Pues habían tomado al irse una forma que no era la forma humana.
Ahora el quinto hombre estaba de pie ante el escritorio de Kent Fowler, jefe de la Cúpula Nº 3, Comisión de Reconocimiento de Júpiter.
Bajo el escritorio de Fowler, el viejo Towser se rascó una pulga, y luego se echó a dormir otra vez.
Harold Allen —advirtió Fowler con una angustia repentina— era joven, demasiado joven. Tenía la fácil confianza de la juventud, el rostro de alguien que nunca ha sentido miedo. Y eso era extraño. Pues los hombres de las cúpulas de Júpiter conocían el miedo, el miedo y la humildad. Era difícil para los seres humanos armonizar su yo diminuto con las poderosas fuerzas del monstruoso planeta.
—Comprenderá usted —dijo Fowler— que no necesita hacerlo. Comprenderá que no tiene la obligación de ir.
Era una fórmula, naturalmente. Los otros cuatro habían oído lo mismo, pero habían ido. Este quinto, Fowler lo sabía, iría también. Pero tuvo de pronto la débil esperanza de que no fuese.
—¿Cuándo parto? —preguntó Allen.
En otro tiempo Fowler podría haber sentido un sencillo orgullo ante esa respuesta. Frunció levemente el entrecejo.
—Antes de una hora —dijo.
Allen se quedó esperando, en silencio.
—Han ido cuatro hombres y no han regresado —dijo Fowler—. Ya lo sabe usted, por supuesto. Queremos que usted vuelva. No se trata de que intente una heroica expedición de rescate. Lo más importante, lo único, es que regrese, que pruebe que un hombre puede vivir bajo una forma joviana. Vaya hasta la primera posta, no más allá, y vuelva. No corra riesgos. No investigue nada. Vuelva.

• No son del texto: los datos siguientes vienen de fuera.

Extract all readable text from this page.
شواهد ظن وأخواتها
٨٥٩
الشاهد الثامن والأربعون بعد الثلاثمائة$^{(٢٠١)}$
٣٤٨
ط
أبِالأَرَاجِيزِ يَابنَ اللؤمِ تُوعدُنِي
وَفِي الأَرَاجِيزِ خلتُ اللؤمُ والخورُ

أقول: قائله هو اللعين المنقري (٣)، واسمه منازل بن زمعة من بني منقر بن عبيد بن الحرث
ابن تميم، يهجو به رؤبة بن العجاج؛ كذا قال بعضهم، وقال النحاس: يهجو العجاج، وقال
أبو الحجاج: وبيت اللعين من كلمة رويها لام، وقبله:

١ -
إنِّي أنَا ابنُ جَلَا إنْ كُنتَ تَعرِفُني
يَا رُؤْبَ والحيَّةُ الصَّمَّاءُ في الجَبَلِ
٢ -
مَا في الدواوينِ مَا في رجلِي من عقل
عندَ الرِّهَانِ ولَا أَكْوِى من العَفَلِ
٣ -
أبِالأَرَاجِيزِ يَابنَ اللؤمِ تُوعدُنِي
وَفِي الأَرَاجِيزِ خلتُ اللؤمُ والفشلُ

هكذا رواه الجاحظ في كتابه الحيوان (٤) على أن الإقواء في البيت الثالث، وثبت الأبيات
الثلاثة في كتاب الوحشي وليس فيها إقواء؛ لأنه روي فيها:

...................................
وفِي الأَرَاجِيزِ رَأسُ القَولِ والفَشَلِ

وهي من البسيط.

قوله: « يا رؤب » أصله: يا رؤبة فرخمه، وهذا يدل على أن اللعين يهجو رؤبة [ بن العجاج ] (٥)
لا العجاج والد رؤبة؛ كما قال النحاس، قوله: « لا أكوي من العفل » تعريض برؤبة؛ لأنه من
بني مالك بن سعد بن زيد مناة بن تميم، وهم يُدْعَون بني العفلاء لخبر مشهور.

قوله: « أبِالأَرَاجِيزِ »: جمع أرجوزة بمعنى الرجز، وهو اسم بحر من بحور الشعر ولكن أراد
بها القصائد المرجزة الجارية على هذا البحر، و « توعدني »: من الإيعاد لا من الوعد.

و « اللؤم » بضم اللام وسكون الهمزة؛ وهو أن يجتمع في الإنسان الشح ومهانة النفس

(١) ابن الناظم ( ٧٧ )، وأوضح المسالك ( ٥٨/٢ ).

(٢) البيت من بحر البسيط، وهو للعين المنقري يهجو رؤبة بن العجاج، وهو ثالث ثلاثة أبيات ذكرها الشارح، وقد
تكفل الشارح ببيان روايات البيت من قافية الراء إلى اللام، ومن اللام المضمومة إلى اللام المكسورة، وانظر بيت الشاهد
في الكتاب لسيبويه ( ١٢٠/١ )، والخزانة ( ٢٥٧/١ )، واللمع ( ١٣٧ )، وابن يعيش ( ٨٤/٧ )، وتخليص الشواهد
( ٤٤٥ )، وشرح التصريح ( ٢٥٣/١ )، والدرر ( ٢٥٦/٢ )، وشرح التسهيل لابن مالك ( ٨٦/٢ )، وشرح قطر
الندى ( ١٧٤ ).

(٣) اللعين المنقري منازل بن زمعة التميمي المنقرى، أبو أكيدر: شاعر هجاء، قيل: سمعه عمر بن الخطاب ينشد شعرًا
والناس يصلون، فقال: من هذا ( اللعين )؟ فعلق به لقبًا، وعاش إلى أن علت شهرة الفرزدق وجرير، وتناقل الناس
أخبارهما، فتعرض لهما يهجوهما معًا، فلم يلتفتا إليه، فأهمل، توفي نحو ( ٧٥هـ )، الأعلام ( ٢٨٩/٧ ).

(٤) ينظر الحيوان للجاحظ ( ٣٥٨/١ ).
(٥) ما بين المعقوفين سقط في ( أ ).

Allen hizo un signo afirmativo.
—Comprendo.
—La señorita Stanley manejará el conversor —continuó Fowler—. No tiene nada que temer. La conversión de los otros no trajo dificultades. Salieron de la máquina en un estado aparentemente perfecto. Estará usted en buenas manos. La señorita Stanley es la mejor operadora de conversores del sistema solar. Ha adquirido experiencia en la mayoría de los planetas. Por eso está aquí.
Allen sonrió a la mujer, mostrando los dientes, y Fowler vio algo que pasaba por la cara de la señorita Stanley; algo que podía ser piedad, o rabia, o simplemente miedo. Pero la mujer ya sonreía otra vez al joven. Sonreía con ese aire suyo de maestra de escuela, casi como si odiase tener que sonreír.
—Esperaré con ansia —dijo Allen— el instante de mi conversión.
Por el tono podría haber sido una broma, una broma plena de ironía. Pero no era una broma.
Era algo serio, mortalmente serio. De esas pruebas, como sabía Fowler, dependía el destino de los hombres en Júpiter. Si tenían éxito, los recursos del enorme planeta estarían al alcance de la mano. El hombre se adueñaría de Júpiter, como ya se había adueñado de los planetas más pequeños. Pero si las pruebas fracasaban…
Si fracasaban, el hombre seguiría atado a la terrible presión, a la enorme fuerza de gravedad, a las curiosas reacciones del planeta. Seguiría encerrado en las cúpulas, imposibilitado de poner el pie en el planeta; imposibilitado de ver directamente, sin ayuda; forzado a fiarse de los embarazosos tractores y el televisor, forzado a trabajar con herramientas y mecanismos de difícil manejo, o por medio de robots también de difícil manejo.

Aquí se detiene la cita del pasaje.